At that time, something gave way and the young man found what he was looking for.

In fact, all his searches and efforts had become obstacles to self-realization.

Yes, he brought it to the teacher’s feet. Yes, all that hard work has certainly accumulated and matured.

But it was clear that trying harder wasn’t the answer.

Gross Mind and Subtle Mind

Now, I’m not saying that you and I don’t need to make an effort to follow our meditation guidelines. But I say it’s all about how you frame those guidelines and how you hold them in your body and mind.

I once studied Tibetan Buddhism and Mahamudra with a teacher. During the first steps in meditation practice, we had to put in a lot of effort.

“Increase the intensity,” he would say, focusing on our object of meditation, our breath. “Keep trying until you can hold your breath without distraction.”

It was called Close Staying.

The goal was to use the increased intensity to focus on the breath without losing concentration.

But then, at a certain point, when your focus is reliably close to the breath and stays 80-100% of the time, “Calm down!”

That’s right.

Instructions such as going through the glasses were turned 180 degrees and he gave the opposite instruction.

At this point, forward progress was made with less effort in the experiment.

Our teacher described it like this. In the beginning, our focus is coarse or gross. Therefore, we should make more efforts.

But then our attention becomes very subtle by paying careful and continuous attention to our object of meditation. And when that happens, more effort backfires.

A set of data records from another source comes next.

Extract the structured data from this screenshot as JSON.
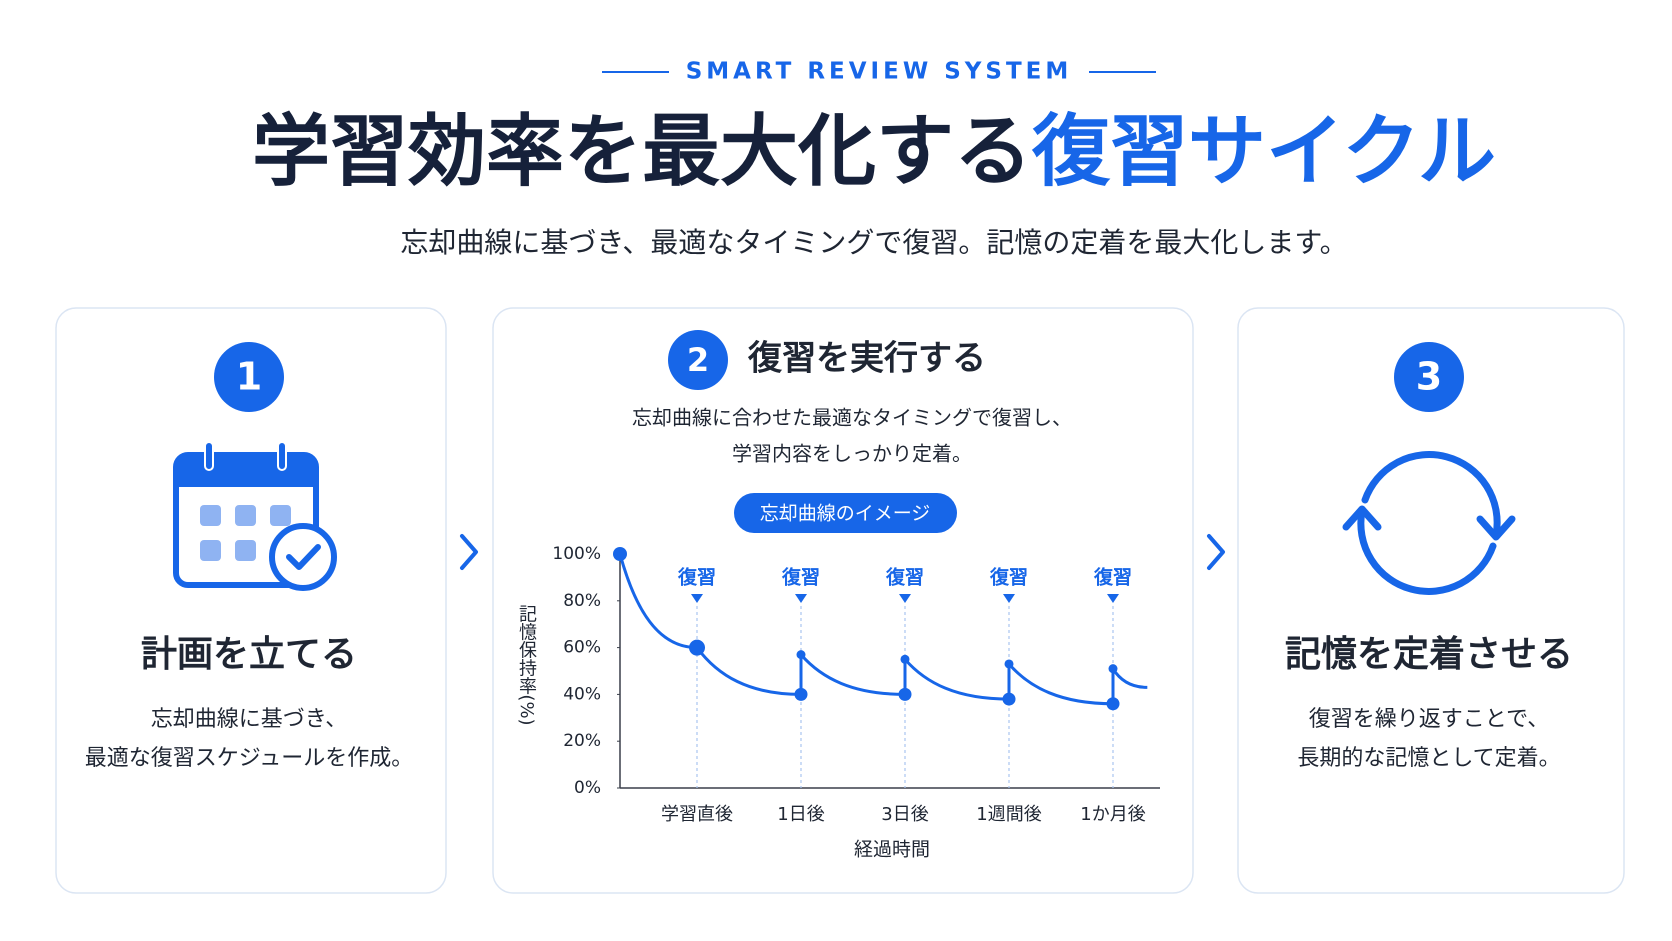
{
  "header": {
    "eyebrow": "SMART REVIEW SYSTEM",
    "title": "学習効率を最大化する",
    "title_highlight": "復習サイクル",
    "subtitle": "忘却曲線に基づき、最適なタイミングで復習。記憶の定着を最大化します。"
  },
  "steps": [
    {
      "number": "1",
      "title": "計画を立てる",
      "lines": [
        "忘却曲線に基づき、",
        "最適な復習スケジュールを作成。"
      ]
    },
    {
      "number": "2",
      "title": "復習を実行する",
      "lines": [
        "忘却曲線に合わせた最適なタイミングで復習し、",
        "学習内容をしっかり定着。"
      ],
      "badge": "忘却曲線のイメージ"
    },
    {
      "number": "3",
      "title": "記憶を定着させる",
      "lines": [
        "復習を繰り返すことで、",
        "長期的な記憶として定着。"
      ]
    }
  ],
  "chart_data": {
    "type": "line",
    "x_label": "経過時間",
    "y_label": "記憶保持率(%)",
    "categories": [
      "学習直後",
      "1日後",
      "3日後",
      "1週間後",
      "1か月後"
    ],
    "review_labels": [
      "復習",
      "復習",
      "復習",
      "復習",
      "復習"
    ],
    "start_value": 100,
    "values": [
      60,
      40,
      40,
      38,
      36
    ],
    "review_values": [
      60,
      57,
      55,
      53,
      51
    ],
    "end_value": 43,
    "color": "#1766e8",
    "ylim": [
      0,
      100
    ],
    "yticks": [
      {
        "value": 0,
        "label": "0%"
      },
      {
        "value": 20,
        "label": "20%"
      },
      {
        "value": 40,
        "label": "40%"
      },
      {
        "value": 60,
        "label": "60%"
      },
      {
        "value": 80,
        "label": "80%"
      },
      {
        "value": 100,
        "label": "100%"
      }
    ]
  }
}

In fact, in practice, more effort at this stage is harmful. Less effort, feather light touch, relaxation and relaxation. This is what drives you forward.

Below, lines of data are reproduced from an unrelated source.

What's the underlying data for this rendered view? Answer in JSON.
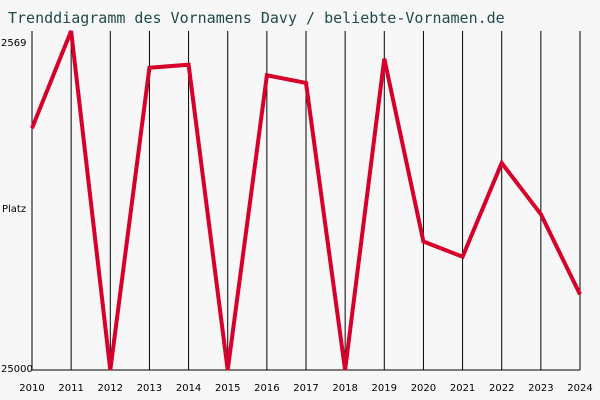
{
  "chart_data": {
    "type": "line",
    "title": "Trenddiagramm des Vornamens Davy / beliebte-Vornamen.de",
    "ylabel": "Platz",
    "x": [
      "2010",
      "2011",
      "2012",
      "2013",
      "2014",
      "2015",
      "2016",
      "2017",
      "2018",
      "2019",
      "2020",
      "2021",
      "2022",
      "2023",
      "2024"
    ],
    "series": [
      {
        "values": [
          9000,
          2569,
          25000,
          5000,
          4800,
          25000,
          5500,
          6000,
          25000,
          4400,
          16500,
          17500,
          11300,
          14700,
          20000
        ]
      }
    ],
    "yticks": [
      "2569",
      "25000"
    ],
    "ylim": [
      2569,
      25000
    ],
    "y_inverted": true,
    "grid": "vertical",
    "colors": {
      "line": "#d7002a",
      "grid": "#000000",
      "background": "#f7f7f7"
    }
  }
}
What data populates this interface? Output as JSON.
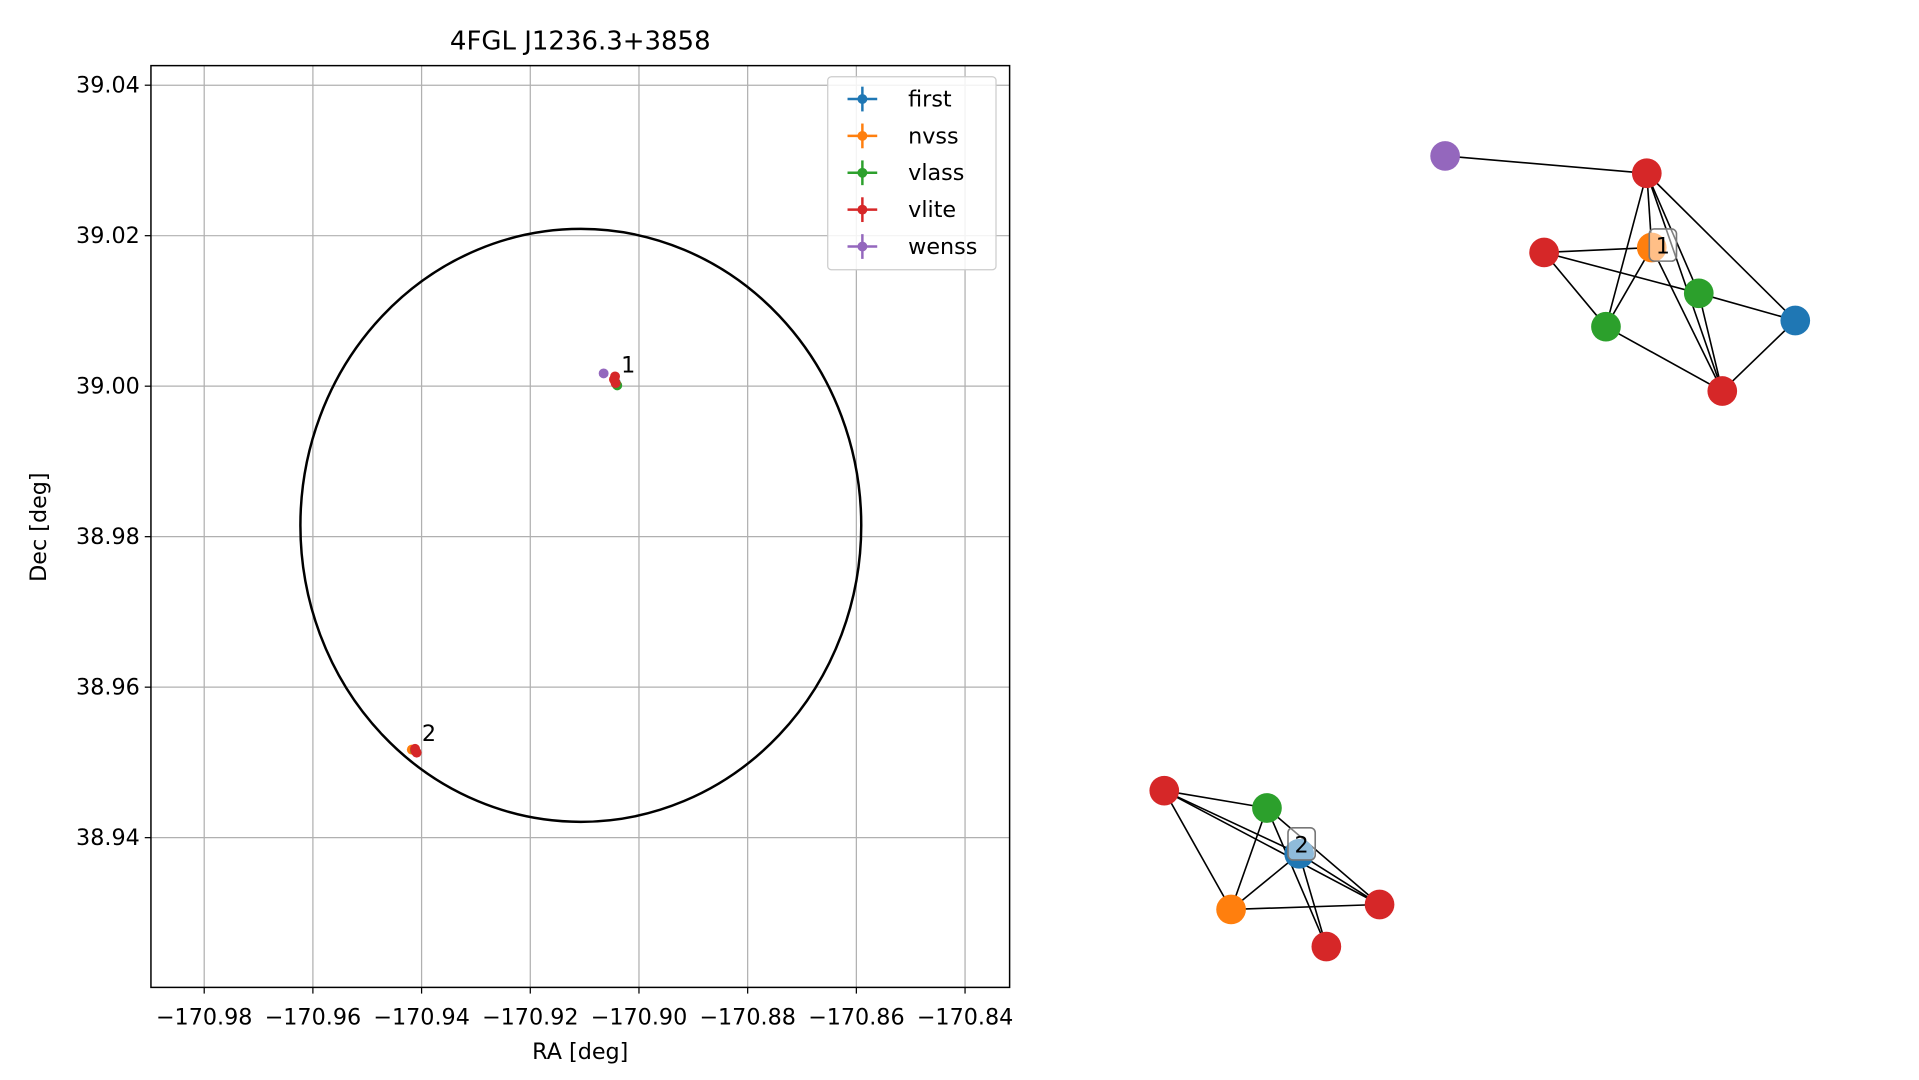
{
  "chart_data": {
    "type": "scatter",
    "title": "4FGL J1236.3+3858",
    "x_label": "RA [deg]",
    "y_label": "Dec [deg]",
    "xlim": [
      -170.9898,
      -170.8318
    ],
    "ylim": [
      38.9201,
      39.0426
    ],
    "xticks": [
      {
        "value": -170.98,
        "label": "−170.98"
      },
      {
        "value": -170.96,
        "label": "−170.96"
      },
      {
        "value": -170.94,
        "label": "−170.94"
      },
      {
        "value": -170.92,
        "label": "−170.92"
      },
      {
        "value": -170.9,
        "label": "−170.90"
      },
      {
        "value": -170.88,
        "label": "−170.88"
      },
      {
        "value": -170.86,
        "label": "−170.86"
      },
      {
        "value": -170.84,
        "label": "−170.84"
      }
    ],
    "yticks": [
      38.94,
      38.96,
      38.98,
      {
        "value": 39.0,
        "label": "39.00"
      },
      39.02,
      39.04
    ],
    "grid": true,
    "legend": "upper right",
    "region": {
      "ra": -170.9107,
      "dec": 38.9815,
      "ra_radius": 0.0516,
      "dec_radius": 0.0394,
      "color": "#000000"
    },
    "series": [
      {
        "name": "first",
        "color": "#1f77b4",
        "x": [
          -170.9043,
          -170.941
        ],
        "values": [
          39.0005,
          38.9514
        ]
      },
      {
        "name": "nvss",
        "color": "#ff7f0e",
        "x": [
          -170.9045,
          -170.9418
        ],
        "values": [
          39.0008,
          38.9517
        ]
      },
      {
        "name": "vlass",
        "color": "#2ca02c",
        "x": [
          -170.9042,
          -170.904,
          -170.9412
        ],
        "values": [
          39.0003,
          39.0001,
          38.9516
        ]
      },
      {
        "name": "vlite",
        "color": "#d62728",
        "x": [
          -170.9044,
          -170.9046,
          -170.9043,
          -170.9411,
          -170.9409,
          -170.9412
        ],
        "values": [
          39.0013,
          39.0009,
          39.0004,
          38.9515,
          38.9513,
          38.9518
        ]
      },
      {
        "name": "wenss",
        "color": "#9467bd",
        "x": [
          -170.9065
        ],
        "values": [
          39.0017
        ]
      }
    ],
    "annotations": [
      "1",
      "2"
    ],
    "graph_labels": [
      "1",
      "2"
    ]
  }
}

It’s not something you can meditate on

I love this quote from another Tibetan Buddhist teacher. I think it speaks to this line that we explore between effort and effort. He says:

There is an obvious Tibetan saying: “Gompa ma yin, kompa yin”, which literally means: “Not meditation; to get used to it”.

This means that meditation is nothing more than getting used to the practice of meditation. As they say: “Meditation is not to make an effort, but to be naturally assimilated into it.” As you continue to practice the method, meditation gradually emerges. Meditation is not something you “can do”; it’s something that should happen spontaneously, only after you’ve perfected the experience.”

There is a point in meditation, and you may know this from your own experience, when meditation begins to happen by itself.

At that time, it arises automatically and by itself.

In fact, no effort is required. In these moments, our job is simply to rest in that perfect middle ground. Not too tight, not too loose. We just have to step back and let it flow.